How we don’t know what we don’t know. . .
Last Erev Shabbat I flew back from Dallas to Boston. After six weeks with my dear ones and after the passing of my loved one there, it was time to come home. Other loved ones were there to take my place as we could all look forward to being together back in New England for the end of the year holidays coming soon.
My music group was up to lead worship on Shabbat morning, and so, I came to rehearsal and assumed Shabbat would be just like I left it, that I would be able to jump right in where I left off so many weeks ago. I was so ready to engage in worship together, yet found it hard to do so. I couldn’t bring myself to chat at oneg, actually never even made it there feeling more comfortable with one-on-one time with a cherished person I hadn’t seen in so long.
The day also happened to be my nephew’s birthday and since Sid and I stay at my sister’s house here I was looking forward to being drawn into the family celebration. Yet, as the day went on, it was like I was watching someone else go through the motions. My heart was still so heavy. . . It wasn’t just the grieving for my loss. It was something more. . .

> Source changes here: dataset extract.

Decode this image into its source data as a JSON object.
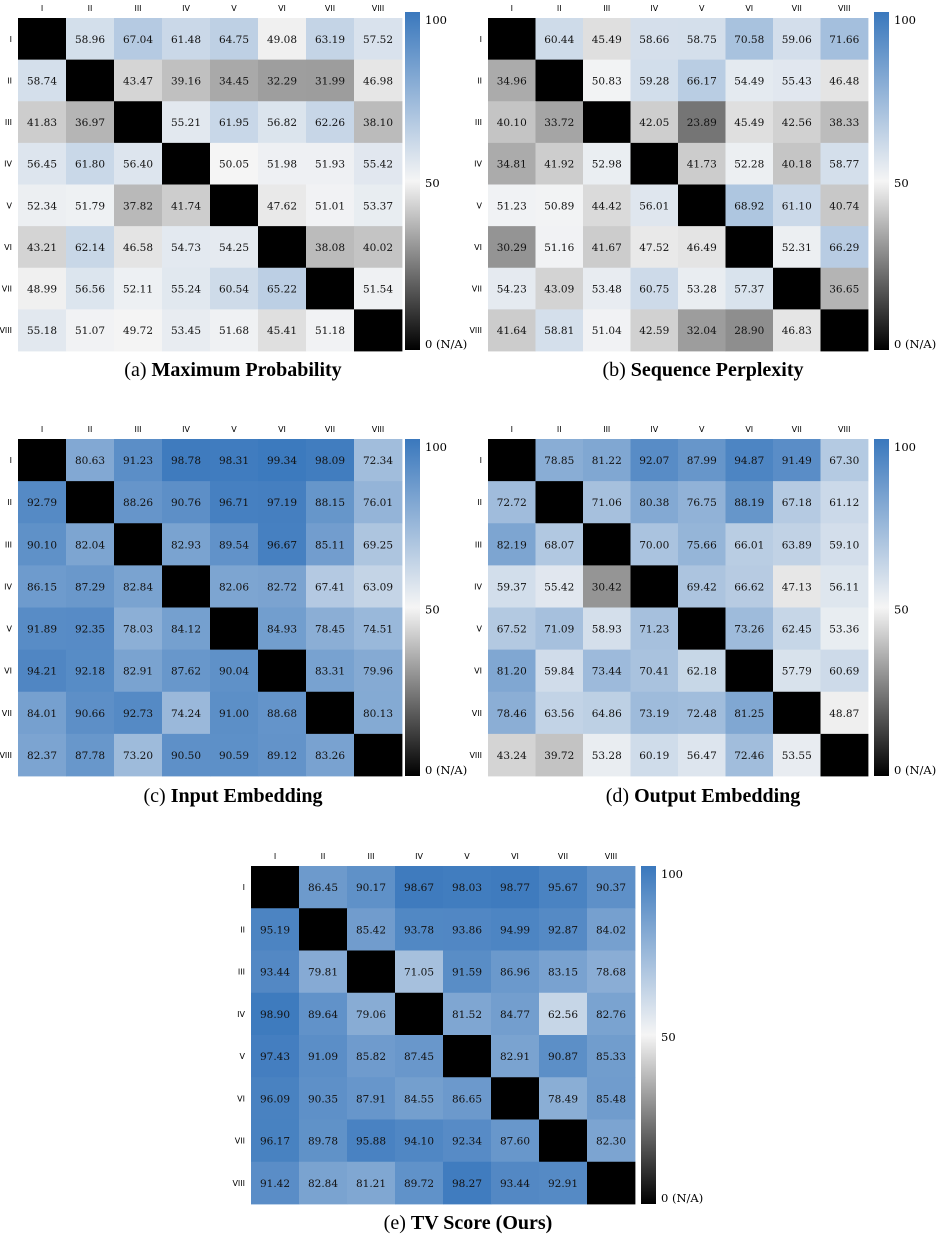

I actually didn’t know what was happening until the next day, on Sunday morning. I had been working on playing some songs on my ukulele and singing for my sister’s karate school performance of “A Christmas Carol” scheduled for that afternoon. So I was busying myself with learning Christmas carols and also playing WERS’ Chagigah Radio show in the background. As music filled my soul from multiple inputs, I felt the change. As I heard the Sephardic version of “Adon Olam” on the radio, I began to dance around the kitchen. On the commercials I sang and played Christmas carols on my ukulele. All of a sudden, yet gradually, I was able to look out the window and thank HaShem for a glorious day in New England. I had come home not just physically, but also in my heart.
I knew that when I was in Dallas I was unable to have conversations with those not there. I had to isolate myself to be with just those with me and with God during the many difficult weeks. The experience was too intense. Now that I’m back I can look at that situation and talk with my loved ones there, but as from an outsider looking in. I just didn’t anticipate that my full return from such a difficult experience, and loss, would take time. I didn’t know I wasn’t able to be here, fully in this present, until I felt the difference in my emotions between Sunday and Saturday. I didn’t know what I didn’t know.
On that first day back, when my heart was elsewhere and yet when trying to be part of life here, I gained a deeper insight into how this dilemma is one we often face. It’s easy to see it in the example I just lived – walking alongside one dying and then by a 4 hour plane flight, being thrust into one’s routines. Yet how often are we troubled by something and then need to interface with another as if nothing is wrong? Countless times, really. We’re having a stressful day at work or at home and our children seemingly bombard us with requests as they eagerly greet us. The questions feel like demands not because of the requests, but rather, because of our emotions at the time. Or we’ve just had a challenging situation and we’re expected at a meeting or at a social event. Switching gears is not easy!
Often we don’t even realize why we’re not feeling it, why we’re feeling on edge. No matter how self aware we are, no matter how cerebral in our usual reactions, we’re only human. The brain is amazing but emotions are strong drivers of our daily perceptions. Being able to recognize where our heart is at the time is a game changer, for our brain may be a few steps ahead. So when we use our brain to help us understand our emotions, which really can’t be changed at that moment, we are then able to give ourselves grace, delivered straight from HaShem, to at least understand why we are struggling, even if more time is needed to process. Recognizing this dynamic allows our more cerebral side to say, take a break, don’t push it, this can wait, give yourself time, you’ll feel better tomorrow. HaShem has this. He has your back. He is your rock. He cradles you in the shadow of His wings.
Oh how glorious we feel when we can take that step toward the light again! What a blessing how He uses friends, family, acquaintances, situations, music, and prayer to embrace us in His Love. The more we recognize our need for Him, the more we feel His presence. Your vulnerability will let Yeshua in.
So on Sunday afternoon, I went off to play my ukulele, sing, and bring joy to others! And to myself as well.